Motorola has upgraded the Moto X battery slightly to 2,300mAh from last year's 2,200mAh. But with the screen increase this probably equates to roughly the same life. Add in that more efficient Snapdragon 801 though and you might be looking at longer life than last year's. It also has a fast charge which delivers 8 hours from a 15-minute charge, claims Motorola.
The Nexus 6, or Nexus X, will have to pack a decent battery to power a 2K screen. But, offset with the super efficient Snapdragon 805 and the power-saving Android L update, it may improve. Android L, when tested on the same phone as Android KitKat, delivered a whopping 36 per cent more life on a charge.
The Nexus is always going to win on the software front as it will have the latest Android L operating system in its purest form. This means it will run most smoothly and efficiently. It also means owning this phone will entitle users to the latest Android updates as they roll out.
While Motorola does offer a very clean Android OS in the Moto X you do get some nice extras.
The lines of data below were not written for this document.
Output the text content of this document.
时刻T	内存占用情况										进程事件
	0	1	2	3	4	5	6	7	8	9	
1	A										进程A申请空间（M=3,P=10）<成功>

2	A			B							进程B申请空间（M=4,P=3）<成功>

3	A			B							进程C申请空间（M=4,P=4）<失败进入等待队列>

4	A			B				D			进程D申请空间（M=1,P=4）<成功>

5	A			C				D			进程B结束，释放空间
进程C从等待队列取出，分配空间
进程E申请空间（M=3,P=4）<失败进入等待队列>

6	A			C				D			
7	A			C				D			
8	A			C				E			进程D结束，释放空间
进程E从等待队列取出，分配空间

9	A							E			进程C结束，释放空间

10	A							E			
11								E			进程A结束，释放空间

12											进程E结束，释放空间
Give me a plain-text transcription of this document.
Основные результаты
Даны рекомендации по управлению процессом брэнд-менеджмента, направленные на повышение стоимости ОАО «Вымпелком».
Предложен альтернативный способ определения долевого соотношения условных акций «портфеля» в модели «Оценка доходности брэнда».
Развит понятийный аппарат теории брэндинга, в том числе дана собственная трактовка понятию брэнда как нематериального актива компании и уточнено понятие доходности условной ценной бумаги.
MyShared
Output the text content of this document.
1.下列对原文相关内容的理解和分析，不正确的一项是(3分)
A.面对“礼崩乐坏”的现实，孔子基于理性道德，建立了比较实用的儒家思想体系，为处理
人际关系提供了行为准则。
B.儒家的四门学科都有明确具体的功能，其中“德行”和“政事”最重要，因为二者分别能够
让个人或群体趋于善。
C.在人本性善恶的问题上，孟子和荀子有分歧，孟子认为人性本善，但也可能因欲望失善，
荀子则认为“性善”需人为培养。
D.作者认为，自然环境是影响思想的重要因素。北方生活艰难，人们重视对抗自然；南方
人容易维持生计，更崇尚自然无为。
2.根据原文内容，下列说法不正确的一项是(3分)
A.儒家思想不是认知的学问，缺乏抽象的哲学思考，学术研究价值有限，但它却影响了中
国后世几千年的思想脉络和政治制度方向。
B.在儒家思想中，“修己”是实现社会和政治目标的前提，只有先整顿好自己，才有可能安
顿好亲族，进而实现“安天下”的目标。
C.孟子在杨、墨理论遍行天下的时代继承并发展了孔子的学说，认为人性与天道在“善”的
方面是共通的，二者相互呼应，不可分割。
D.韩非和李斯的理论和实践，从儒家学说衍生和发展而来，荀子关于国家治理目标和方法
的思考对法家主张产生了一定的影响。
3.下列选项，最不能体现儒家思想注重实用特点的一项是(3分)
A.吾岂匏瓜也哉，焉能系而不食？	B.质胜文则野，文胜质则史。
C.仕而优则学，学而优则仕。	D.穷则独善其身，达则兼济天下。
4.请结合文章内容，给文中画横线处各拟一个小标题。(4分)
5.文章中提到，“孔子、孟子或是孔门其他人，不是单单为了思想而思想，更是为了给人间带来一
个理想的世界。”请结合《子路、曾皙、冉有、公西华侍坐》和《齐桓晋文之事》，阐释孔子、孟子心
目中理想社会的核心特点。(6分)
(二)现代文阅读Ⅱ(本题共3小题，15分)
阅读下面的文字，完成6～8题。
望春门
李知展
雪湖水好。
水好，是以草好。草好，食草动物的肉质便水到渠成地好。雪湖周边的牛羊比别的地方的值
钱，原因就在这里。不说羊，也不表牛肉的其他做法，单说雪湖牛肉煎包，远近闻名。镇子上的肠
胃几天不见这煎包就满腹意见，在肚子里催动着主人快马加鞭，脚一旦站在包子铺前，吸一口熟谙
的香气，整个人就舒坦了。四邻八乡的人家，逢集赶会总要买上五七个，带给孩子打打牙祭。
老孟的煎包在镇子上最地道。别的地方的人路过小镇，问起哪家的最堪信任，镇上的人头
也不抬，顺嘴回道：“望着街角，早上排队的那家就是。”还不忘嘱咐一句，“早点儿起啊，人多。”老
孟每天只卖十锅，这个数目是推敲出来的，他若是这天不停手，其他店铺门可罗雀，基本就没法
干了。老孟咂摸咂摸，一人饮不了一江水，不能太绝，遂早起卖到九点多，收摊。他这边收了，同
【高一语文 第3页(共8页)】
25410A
The ability to change the "OK Google" command to any phrase you want is a nice touch. And Motorola does say Android L is coming to the handset when it arrives.
Motorola's track record with Android updates has been very good. It has delivered Moto updates before other manufacturers so you can be sure that behind the Nexus, the Moto X will be one of the first devices to get the next version of Android.
But then there's the 64-bit question. Many are speculating that 64-bit is the next big move for Android, with a number of recent devices (from entry-level to flagship) launching with hardware that supports 64-bit, which the Moto X doesn't.
It sounds like this could be a level playing field with both featuring a 13-megapixel camera on the rear and a 2-megapixel front-facing selfie snapper.
Adding OIS to the main camera could sway people towards the Nexus. If it also gets on the selfie bandwagon and makes the front-facing camera wide angle that could help too.
Motorola is pretty unique in its build offerings, allowing people to build their own phones from its Maker selection. There are also basic model options like a bamboo wooden back cover or a leather rear – both of which are very attractive.
Google isn't famed for offering customisation on its Nexus handsets because they're all about being basic and clean. So we wouldn't expect much more than a black and maybe a white option for the Nexus 6.
While the new Nexus 6, or Nexus X, hasn't launched yet we can surmise from the rumoured specs that it might be a Moto X beater. That said if you want customisation the Moto X might be for you.
If the Nexus 6 rumours are wrong and the specs match the Moto X then, presumably, the price should be less – in which case you'll want the Nexus. So, either way, it might be advisable to wait and see what Google announces around October when the Nexus 6 is expected.